Le propriétaire (ou l'agence immobilière) peut réclamer pendant 3 ans tout impayé de charges ou de loyers qui lui est dû. Par exemple, une dette de loyer ou de charges datant de mars 2026 peut être réclamée jusqu'en mars 2029. [...] Ce délai s'applique aussi au locataire qui a payé trop de charges et veut se faire rembourser le trop-versé.
Notez le point de départ que fixe l'exemple de la fiche : la date de la dette elle-même, et non la fin du bail ni le départ du locataire. Le délai est symétrique. Attention aux documents encore en ligne qui annoncent cinq ans, un état du droit antérieur.
Deux limites viennent tempérer ce délai, et il faut préciser ce qui suit : c'est l'énoncé de la fiche officielle, non un état de la jurisprudence, qu'aucune base re-vérifiable ne nous permettait de citer ici.
La régularisation tardive des charges est possible quelle qu'en soit la cause. Mais le juge des contentieux de la protection peut refuser un rappel de charges tardif s'il considère que ce rappel est déloyal, brutal et consécutif d'une faute du propriétaire (ou de son représentant) dans l'exécution du bail. Par exemple, lorsque le locataire a demandé la régularisation des charges et que le propriétaire ne lui a pas répondu.
L'exemple donné est celui de la fiche : le locataire avait réclamé sa régularisation, le bailleur n'a pas répondu. Un rappel de trois années adressé d'un coup à un locataire déjà sorti présente les mêmes traits, sans que l'on puisse affirmer pour autant qu'un juge le sanctionnerait, l'appréciation restant au cas par cas.

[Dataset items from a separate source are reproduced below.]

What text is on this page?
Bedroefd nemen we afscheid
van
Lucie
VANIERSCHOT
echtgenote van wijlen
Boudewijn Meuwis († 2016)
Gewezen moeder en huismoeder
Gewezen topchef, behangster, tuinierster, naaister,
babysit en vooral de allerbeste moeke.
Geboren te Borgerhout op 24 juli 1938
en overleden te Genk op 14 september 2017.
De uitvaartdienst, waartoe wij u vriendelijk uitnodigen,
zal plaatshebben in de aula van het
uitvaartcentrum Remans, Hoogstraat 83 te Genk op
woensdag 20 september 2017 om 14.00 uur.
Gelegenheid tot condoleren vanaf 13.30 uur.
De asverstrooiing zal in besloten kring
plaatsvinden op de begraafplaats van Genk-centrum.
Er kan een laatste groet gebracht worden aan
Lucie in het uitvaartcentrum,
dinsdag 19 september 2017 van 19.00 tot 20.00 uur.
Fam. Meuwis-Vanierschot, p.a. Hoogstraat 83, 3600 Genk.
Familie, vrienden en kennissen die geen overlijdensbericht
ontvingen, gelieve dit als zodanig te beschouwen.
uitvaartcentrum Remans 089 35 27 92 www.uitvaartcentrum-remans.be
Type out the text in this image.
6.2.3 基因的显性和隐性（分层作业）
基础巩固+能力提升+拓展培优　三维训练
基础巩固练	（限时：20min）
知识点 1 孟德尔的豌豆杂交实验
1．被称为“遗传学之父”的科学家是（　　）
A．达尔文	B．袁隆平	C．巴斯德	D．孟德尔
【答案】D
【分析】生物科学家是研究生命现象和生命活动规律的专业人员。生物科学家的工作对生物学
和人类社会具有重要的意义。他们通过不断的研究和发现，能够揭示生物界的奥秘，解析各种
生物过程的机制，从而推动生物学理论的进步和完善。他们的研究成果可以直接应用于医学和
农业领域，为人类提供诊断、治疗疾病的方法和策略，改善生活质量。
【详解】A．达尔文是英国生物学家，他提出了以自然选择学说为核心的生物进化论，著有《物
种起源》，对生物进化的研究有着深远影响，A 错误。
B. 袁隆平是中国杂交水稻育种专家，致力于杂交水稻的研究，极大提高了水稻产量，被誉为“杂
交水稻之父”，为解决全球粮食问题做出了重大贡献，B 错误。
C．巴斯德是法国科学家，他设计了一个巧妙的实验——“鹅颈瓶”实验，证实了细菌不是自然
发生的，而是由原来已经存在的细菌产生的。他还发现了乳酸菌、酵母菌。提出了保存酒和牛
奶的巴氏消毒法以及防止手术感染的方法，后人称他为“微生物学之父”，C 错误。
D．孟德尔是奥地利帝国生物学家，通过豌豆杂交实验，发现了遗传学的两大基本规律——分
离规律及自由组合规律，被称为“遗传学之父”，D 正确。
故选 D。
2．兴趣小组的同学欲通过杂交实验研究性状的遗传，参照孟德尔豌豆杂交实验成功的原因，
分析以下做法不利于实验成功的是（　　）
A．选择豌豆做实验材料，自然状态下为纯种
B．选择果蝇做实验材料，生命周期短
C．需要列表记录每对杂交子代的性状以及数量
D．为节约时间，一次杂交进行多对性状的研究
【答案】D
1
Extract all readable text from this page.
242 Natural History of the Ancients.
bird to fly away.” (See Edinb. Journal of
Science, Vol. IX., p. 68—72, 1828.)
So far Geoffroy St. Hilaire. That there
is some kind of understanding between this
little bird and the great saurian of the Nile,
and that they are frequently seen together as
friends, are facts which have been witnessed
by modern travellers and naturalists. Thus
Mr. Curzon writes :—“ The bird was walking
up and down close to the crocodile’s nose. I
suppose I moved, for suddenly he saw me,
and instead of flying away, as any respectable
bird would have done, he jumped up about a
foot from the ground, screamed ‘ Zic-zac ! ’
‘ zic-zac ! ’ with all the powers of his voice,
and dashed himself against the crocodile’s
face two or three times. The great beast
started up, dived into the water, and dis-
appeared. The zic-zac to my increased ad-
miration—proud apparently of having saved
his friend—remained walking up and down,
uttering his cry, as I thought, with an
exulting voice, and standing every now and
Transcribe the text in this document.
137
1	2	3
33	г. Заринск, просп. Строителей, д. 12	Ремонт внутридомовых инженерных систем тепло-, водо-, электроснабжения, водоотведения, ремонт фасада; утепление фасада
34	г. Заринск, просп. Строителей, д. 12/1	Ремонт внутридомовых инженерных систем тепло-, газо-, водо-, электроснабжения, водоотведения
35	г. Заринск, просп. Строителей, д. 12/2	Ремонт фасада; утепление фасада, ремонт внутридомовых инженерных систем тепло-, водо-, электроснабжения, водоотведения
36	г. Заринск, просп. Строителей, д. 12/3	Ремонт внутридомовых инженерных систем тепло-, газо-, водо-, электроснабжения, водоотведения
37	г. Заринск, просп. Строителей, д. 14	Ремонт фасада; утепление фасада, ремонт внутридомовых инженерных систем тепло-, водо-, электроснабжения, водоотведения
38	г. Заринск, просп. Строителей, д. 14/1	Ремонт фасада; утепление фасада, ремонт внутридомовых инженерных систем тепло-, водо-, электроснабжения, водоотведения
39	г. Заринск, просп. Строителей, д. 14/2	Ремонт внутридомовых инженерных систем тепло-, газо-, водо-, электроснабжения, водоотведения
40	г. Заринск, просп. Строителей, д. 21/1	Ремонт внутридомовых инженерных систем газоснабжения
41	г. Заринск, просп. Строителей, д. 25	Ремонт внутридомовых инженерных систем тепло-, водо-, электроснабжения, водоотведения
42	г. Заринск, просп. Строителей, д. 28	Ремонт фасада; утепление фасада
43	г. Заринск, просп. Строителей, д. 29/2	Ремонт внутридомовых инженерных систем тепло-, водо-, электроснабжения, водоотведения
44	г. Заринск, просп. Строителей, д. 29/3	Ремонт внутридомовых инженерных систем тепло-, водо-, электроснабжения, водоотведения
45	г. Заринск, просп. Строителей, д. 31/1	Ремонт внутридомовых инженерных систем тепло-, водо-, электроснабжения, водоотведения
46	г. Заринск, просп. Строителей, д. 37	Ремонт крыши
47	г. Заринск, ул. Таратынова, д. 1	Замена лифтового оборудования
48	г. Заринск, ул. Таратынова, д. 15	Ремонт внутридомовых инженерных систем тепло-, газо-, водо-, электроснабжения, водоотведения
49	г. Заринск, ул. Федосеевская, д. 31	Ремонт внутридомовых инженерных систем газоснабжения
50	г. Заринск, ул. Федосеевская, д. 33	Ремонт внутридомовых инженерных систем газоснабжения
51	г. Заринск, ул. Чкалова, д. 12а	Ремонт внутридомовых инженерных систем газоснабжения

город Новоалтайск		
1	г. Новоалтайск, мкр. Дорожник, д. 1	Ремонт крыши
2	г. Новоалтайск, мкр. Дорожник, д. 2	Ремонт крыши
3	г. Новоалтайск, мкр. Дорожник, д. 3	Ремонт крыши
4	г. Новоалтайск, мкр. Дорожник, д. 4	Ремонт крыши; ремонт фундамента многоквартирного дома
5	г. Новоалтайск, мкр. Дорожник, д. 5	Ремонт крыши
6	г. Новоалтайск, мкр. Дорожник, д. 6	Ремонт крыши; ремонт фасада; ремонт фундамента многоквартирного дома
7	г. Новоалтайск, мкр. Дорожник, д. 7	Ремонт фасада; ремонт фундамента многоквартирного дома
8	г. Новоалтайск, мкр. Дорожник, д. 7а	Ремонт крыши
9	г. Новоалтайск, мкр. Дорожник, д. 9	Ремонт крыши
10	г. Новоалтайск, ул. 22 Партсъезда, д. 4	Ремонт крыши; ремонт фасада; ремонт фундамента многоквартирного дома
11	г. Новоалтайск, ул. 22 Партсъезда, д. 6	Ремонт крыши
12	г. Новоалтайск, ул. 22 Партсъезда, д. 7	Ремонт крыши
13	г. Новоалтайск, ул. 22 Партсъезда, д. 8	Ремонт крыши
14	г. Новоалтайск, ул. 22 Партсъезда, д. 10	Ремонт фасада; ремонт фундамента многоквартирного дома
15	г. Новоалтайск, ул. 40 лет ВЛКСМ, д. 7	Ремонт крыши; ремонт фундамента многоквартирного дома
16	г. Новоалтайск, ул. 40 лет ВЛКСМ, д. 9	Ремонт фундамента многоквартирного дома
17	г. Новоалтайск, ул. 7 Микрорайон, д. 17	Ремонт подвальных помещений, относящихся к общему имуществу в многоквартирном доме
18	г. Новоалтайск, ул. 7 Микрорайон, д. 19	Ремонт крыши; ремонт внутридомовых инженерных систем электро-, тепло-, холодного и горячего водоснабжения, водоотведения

S'y ajoute un droit du locataire : lorsque la régularisation n'a pas été faite avant la fin de l'année civile suivant celle de l'exigibilité des charges, il peut exiger un paiement échelonné sur douze mois, par lettre recommandée avec accusé de réception. Régulariser dans les temps reste donc la seule stratégie fiable.
Le prorata entre locataire sortant et locataire entrant
Lorsque le départ intervient en cours d'exercice de copropriété, les charges de l'année doivent être partagées entre les deux occupants successifs. Le principe ne prête pas à discussion : chaque locataire ne doit que les charges correspondant à sa propre période d'occupation, puisqu'il n'est tenu que pendant la durée de son bail. Ce qu'aucun texte ne fixe, c'est la méthode de ventilation entre les deux occupants, et il faut le dire honnêtement plutôt que d'inventer une règle.
La pratique constante consiste à répartir au prorata des jours d'occupation, sur la base du décompte définitif du syndic et des clés de répartition du règlement de copropriété. Certains postes s'y prêtent mal, notamment le chauffage collectif dont la consommation est saisonnière : lorsque le décompte du syndic permet une répartition par période de consommation, c'est cette donnée qu'il faut privilégier plutôt qu'un prorata calendaire aveugle. Le cas le plus fréquent de discussion est la taxe d'enlèvement des ordures ménagères, annuelle par nature et donc toujours à proratiser : nous en détaillons le traitement dans notre article sur la TEOM récupérable sur le locataire. Conservez le calcul écrit : c'est lui qui rendra votre décompte compréhensible si l'un des deux locataires le conteste.